山海 満也
アルスホーム株式会社
代表取締役社長
山海 満也

風格を纏う

  • 社長メッセージ
最終更新日:2019.11.18

皆さんこんにちは。

GWも終わり、立夏を過ぎ、文字通り暑さを感じるようになってきました。
青葉も若葉色で、一年で一番さわかやで過ごしやすい時期です。

さて、この度はGWを利用して京都、大阪、奈良と関西方面へ旅行に行って参りました。

いろいろなところを見て回ったのですが、
今回の旅の一番の見どころは最終日に見た京都迎賓館です。

一昨年ごろから見学を希望し、何度も抽選に臨んだのですが、
なかなか抽選に当たらず見に行けずじまいでした。

今は一般公開されているとのことで、ようやく見学することが出来ました。

さすが国の迎賓館だけあって、贅の限りを尽くして造られています。

細部に至るまで、細工が施され、まさに工芸美術品です。


(「和の晩餐室」桐の間です。鏡のような漆黒の座卓が見事です)

これまでは撮影制限などがあったようですが、現在は館内の写真撮影は自由です。
(ただし、地下駐車場は警備上の都合でNGです)

日建設計による設計で、まさしくどこを見ても隙が無く、ため息のでる仕上りでした。

しかしながら、一通り見学してみると「物足りなさ」を感じました。

国を挙げて作られた建築物を物足りないと評しては、失礼極まりないかと思いますが、
何か「物足りない」のです。その物足りなさの正体は何か、考えてみました。

たまたま、昨年に迎賓館赤坂離宮和風別館「游心亭」(設計は谷口吉郎氏)を見学しました。

これまた、見事な造りで45年の時を経ても色褪せることなく佇んでいます。

両方とも、建築技術と工芸技術の粋を集めて造られています。

しかしながら、この二つの迎賓館にある大きな違いは、建築時から経過した年月にあります。
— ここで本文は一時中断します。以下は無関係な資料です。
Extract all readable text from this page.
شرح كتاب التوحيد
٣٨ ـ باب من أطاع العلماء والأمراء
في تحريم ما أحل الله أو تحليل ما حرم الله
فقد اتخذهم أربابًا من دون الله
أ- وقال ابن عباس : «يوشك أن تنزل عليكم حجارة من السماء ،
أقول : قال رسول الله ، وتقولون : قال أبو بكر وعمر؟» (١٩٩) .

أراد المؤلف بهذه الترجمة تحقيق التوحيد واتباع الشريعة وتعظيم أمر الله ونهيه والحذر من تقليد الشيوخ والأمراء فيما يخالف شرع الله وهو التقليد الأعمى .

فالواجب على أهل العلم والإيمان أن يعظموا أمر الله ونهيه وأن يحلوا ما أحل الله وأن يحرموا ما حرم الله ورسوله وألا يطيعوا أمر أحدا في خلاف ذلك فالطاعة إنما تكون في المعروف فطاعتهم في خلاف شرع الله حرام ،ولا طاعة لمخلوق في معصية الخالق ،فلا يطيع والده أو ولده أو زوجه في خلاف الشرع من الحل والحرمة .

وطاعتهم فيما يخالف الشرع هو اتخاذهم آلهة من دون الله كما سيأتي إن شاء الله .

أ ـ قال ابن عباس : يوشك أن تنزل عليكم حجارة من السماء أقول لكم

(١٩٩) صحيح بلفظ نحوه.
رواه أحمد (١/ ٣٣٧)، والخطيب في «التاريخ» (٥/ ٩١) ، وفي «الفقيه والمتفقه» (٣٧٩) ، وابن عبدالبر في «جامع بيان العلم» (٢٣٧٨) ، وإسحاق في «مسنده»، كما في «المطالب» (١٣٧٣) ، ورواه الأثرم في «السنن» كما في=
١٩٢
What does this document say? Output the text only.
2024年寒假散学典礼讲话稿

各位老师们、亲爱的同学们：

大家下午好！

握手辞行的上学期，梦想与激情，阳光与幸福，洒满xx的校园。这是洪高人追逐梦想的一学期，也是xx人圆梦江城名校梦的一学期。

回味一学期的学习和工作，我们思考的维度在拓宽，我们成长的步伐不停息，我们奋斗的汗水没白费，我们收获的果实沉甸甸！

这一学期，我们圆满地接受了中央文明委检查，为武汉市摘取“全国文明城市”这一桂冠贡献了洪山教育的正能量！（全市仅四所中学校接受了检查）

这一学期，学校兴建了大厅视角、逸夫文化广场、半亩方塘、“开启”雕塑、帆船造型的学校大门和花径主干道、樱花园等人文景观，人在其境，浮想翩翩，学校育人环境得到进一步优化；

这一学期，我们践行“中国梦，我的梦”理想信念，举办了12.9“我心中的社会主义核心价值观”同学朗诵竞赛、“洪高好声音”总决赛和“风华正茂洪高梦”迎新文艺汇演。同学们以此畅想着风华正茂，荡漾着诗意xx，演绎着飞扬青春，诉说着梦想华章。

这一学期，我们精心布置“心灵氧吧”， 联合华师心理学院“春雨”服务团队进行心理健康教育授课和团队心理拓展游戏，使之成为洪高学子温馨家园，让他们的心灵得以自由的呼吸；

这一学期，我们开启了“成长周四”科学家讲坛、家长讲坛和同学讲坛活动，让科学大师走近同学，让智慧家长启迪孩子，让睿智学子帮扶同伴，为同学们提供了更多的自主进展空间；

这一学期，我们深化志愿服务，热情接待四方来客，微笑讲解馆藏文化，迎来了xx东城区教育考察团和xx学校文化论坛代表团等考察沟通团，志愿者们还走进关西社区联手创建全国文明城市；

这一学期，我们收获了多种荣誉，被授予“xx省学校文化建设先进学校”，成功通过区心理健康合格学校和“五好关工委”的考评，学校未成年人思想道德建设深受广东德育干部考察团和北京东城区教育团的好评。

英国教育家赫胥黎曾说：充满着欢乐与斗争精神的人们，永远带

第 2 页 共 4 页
京都迎賓館は築後14年が経ってはいますが、一言で言うとピカピカです。

迎賓館赤坂離宮和風別館は、45年が経過している分、しっとりとしています。

両迎賓館を見て改めて建築の面白さ、美しさ、備えるべき要件を考えさせられました。

まず、そもそも美しいことが重要です。奇をてらわず、流行を追わず、
いつまでも飽きのくることが無い意匠、デザインであることが重要です。

この点は、両迎賓館とも要件を満たしています。

次に大事な要件は、先に両迎賓館の違いとして「年月」を挙げましたが、
この年月の経ち方がとても重要なのです。

それは、大事にされながら、愛しみながら年月が経過することが重要です。

物理的劣化は進むものの、愛おしまれ経過した年月は、
いつしかその建物に小手先では身に纏うことができない「風格」を与えます。

この風格を纏った建築物は、何とも言えない美しさを感じさせます。

加えて、過ぎ去った年月の長さや、歴史、携わった人々の膨大な努力の積み重ねを
想起させてくれます。

風格を纏った建築物が持つ多様な力を再認識した次第です。

(テーマは庭屋一如です)

当然、今回見学した京都迎賓館も、あと半世紀もすれば風格を感じるようになるでしょう。

我々アルスホームが手掛けている住宅もそのようにありたいと願っています。